Nextcloud server with history

The script bootstrap.sh will download a clone of the server code repository. Depending on your use case, you might be interested in having the complete or a partial history of the Nextcloud server at your fingertips.

TL;DR

If you want to have a quick and dirty solution to just bootstrap the dev environment, just use ./bootstrap.sh. If you want to intensively work on the server, use ./bootstrap.sh --full-clone. If you want to switch from time to time between server versions and save bandwidth/storage, use ./bootstrap.sh --clone-no-blobs.

Clone with depth one by default

If you do not provide any additional information to the bootstrap script, it will truncate the history of the server repository. This truncation is done after exactly one commit. That means the clone you will get will contain exactly this single commit.

Info

This will create a clone with --depth 1. See the man page of git clone for more details on the implications.

As this is mainly the same data as the tarball, the download in this mode is the fastest of all options.

If you want to play around with the different server versions, you need to download these and unshallow the repository using git fetch --unshallow. This will take quite some time and will download the complete server history.

Clone with complete history

If you know that you will need the complete history of the server repository, you might want to avoid first creating a shallow copy and then unshallow it directly. To cope with this, you can append --full-clone to the ./bootstrap.sh command line:

./bootstrap.sh --full-clone

The benefit is that the complete repository is present and you can browse the history as you like. The obvious drawback is that you have to download the complete history which might take a significant amount of time.

Clone with the blobs filtered out

There is also one more option to the script, namely --clone-no-blobs. This works only with a sufficiently recent version of git. Instead of a shallow clone (where the history is truncated), a partial clone created by this parameter has the complete history attached. In that sense, you can navigate the complete history as you like. You would do the following to create such a partial clone:

./bootstrap.sh --clone-no-blobs

The main difference to a shallow clone is that the cloned repository will not download all files (git calls them blobs) stored in the past. Instead, once you checkout a certain commit, git checks for all files if the corresponding file has been downloaded in the past. If it was, it uses this copy. If the file was not yet downloaded, a new connection to the upstream repository has to be made and the missing blobs are downloaded. Just after the clone of such a partially cloned repo, git will download all blobs needed to view the (current) branch content. This is very similar to the shallow clone where only the content of the last commit is downloaded.

As the complete history is generally known, you can use the normal git commands to handle such a repository. You can just pull/fetch as you are used. Switching a branch might download the required files on the fly.
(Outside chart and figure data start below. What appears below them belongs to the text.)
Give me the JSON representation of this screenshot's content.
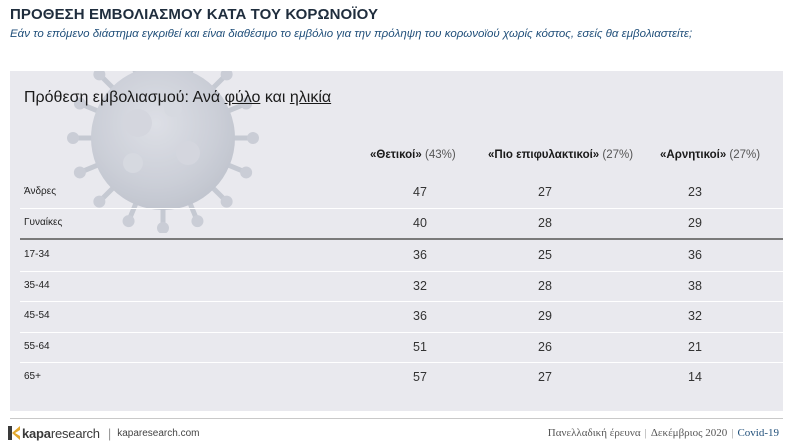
{
  "header": {
    "title": "ΠΡΟΘΕΣΗ ΕΜΒΟΛΙΑΣΜΟΥ ΚΑΤΑ ΤΟΥ ΚΟΡΩΝΟΪΟΥ",
    "subtitle": "Εάν το επόμενο διάστημα εγκριθεί και είναι διαθέσιμο το εμβόλιο για την πρόληψη του κορωνοϊού χωρίς κόστος, εσείς θα εμβολιαστείτε;"
  },
  "section": {
    "title_prefix": "Πρόθεση εμβολιασμού: Ανά ",
    "title_gender": "φύλο",
    "title_and": " και ",
    "title_age": "ηλικία"
  },
  "chart_data": {
    "type": "table",
    "columns": [
      {
        "name": "«Θετικοί»",
        "share": "(43%)"
      },
      {
        "name": "«Πιο επιφυλακτικοί»",
        "share": "(27%)"
      },
      {
        "name": "«Αρνητικοί»",
        "share": "(27%)"
      }
    ],
    "rows": [
      {
        "label": "Άνδρες",
        "values": [
          "47",
          "27",
          "23"
        ]
      },
      {
        "label": "Γυναίκες",
        "values": [
          "40",
          "28",
          "29"
        ]
      },
      {
        "label": "17-34",
        "values": [
          "36",
          "25",
          "36"
        ]
      },
      {
        "label": "35-44",
        "values": [
          "32",
          "28",
          "38"
        ]
      },
      {
        "label": "45-54",
        "values": [
          "36",
          "29",
          "32"
        ]
      },
      {
        "label": "55-64",
        "values": [
          "51",
          "26",
          "21"
        ]
      },
      {
        "label": "65+",
        "values": [
          "57",
          "27",
          "14"
        ]
      }
    ]
  },
  "footer": {
    "logo_kapa": "kapa",
    "logo_research": "research",
    "logo_separator": "|",
    "url": "kaparesearch.com",
    "survey": "Πανελλαδική έρευνα",
    "sep": "|",
    "date": "Δεκέμβριος 2020",
    "topic": "Covid-19"
  },
  "colors": {
    "title": "#1f2d3d",
    "subtitle": "#1f4e79",
    "panel_bg": "#e9e9ee",
    "logo_accent": "#e2a72e"
  }
}
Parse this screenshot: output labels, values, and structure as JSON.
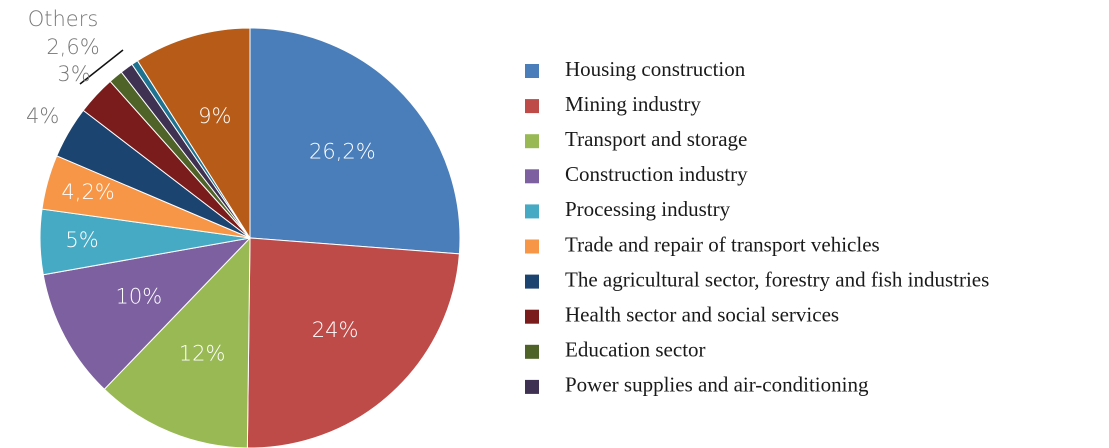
{
  "chart_data": {
    "type": "pie",
    "categories": [
      "Housing construction",
      "Mining industry",
      "Transport and storage",
      "Construction industry",
      "Processing industry",
      "Trade and repair of transport vehicles",
      "The agricultural sector, forestry and fish industries",
      "Health sector and social services",
      "Education sector",
      "Power supplies and air-conditioning",
      null,
      null
    ],
    "values": [
      26.2,
      24,
      12,
      10,
      5,
      4.2,
      4,
      3,
      1.1,
      1.0,
      0.5,
      9
    ],
    "value_labels": [
      "26,2%",
      "24%",
      "12%",
      "10%",
      "5%",
      "4,2%",
      "4%",
      "3%",
      null,
      null,
      null,
      "9%"
    ],
    "colors": [
      "#4a7ebb",
      "#be4b48",
      "#98b954",
      "#7d60a0",
      "#46aac4",
      "#f79646",
      "#1b4470",
      "#7a1c1c",
      "#4f6228",
      "#3f3151",
      "#1f7391",
      "#b65b18"
    ],
    "annotations": [
      {
        "text": "Others",
        "value": 2.6,
        "label": "2,6%"
      }
    ],
    "legend": "right"
  }
}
Any later update (using git fetch or git pull) will respect the setting and also download no blobs directly.

Info

This will clone the repository with --filter blob:none. Again see the man page of git clone for more details.
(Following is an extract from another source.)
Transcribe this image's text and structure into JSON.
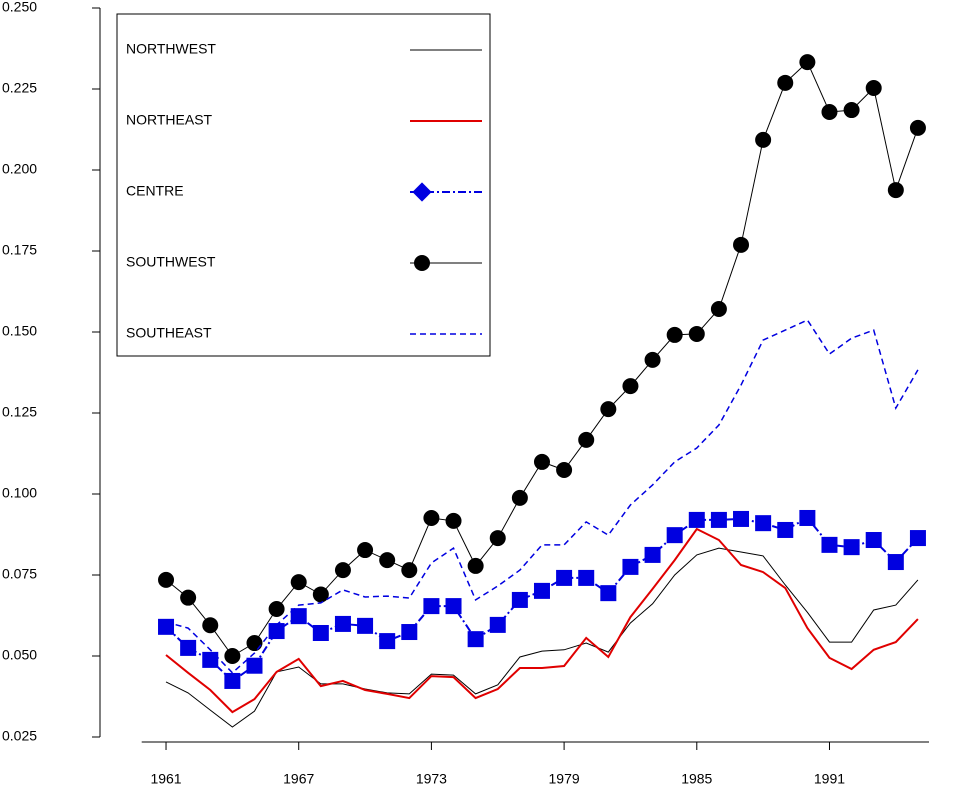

The benefit of this approach is obviously that you can have a complete history that you can work with (as long as you do not need the file contents). The initial clone takes a bit longer than the shallow one as additionally the history commits (without the contents) need to be transmitted.

The obvious drawback is that once you need to checkout a file that was never checked out in the clone, it has to be downloaded and a live internet connection is needed.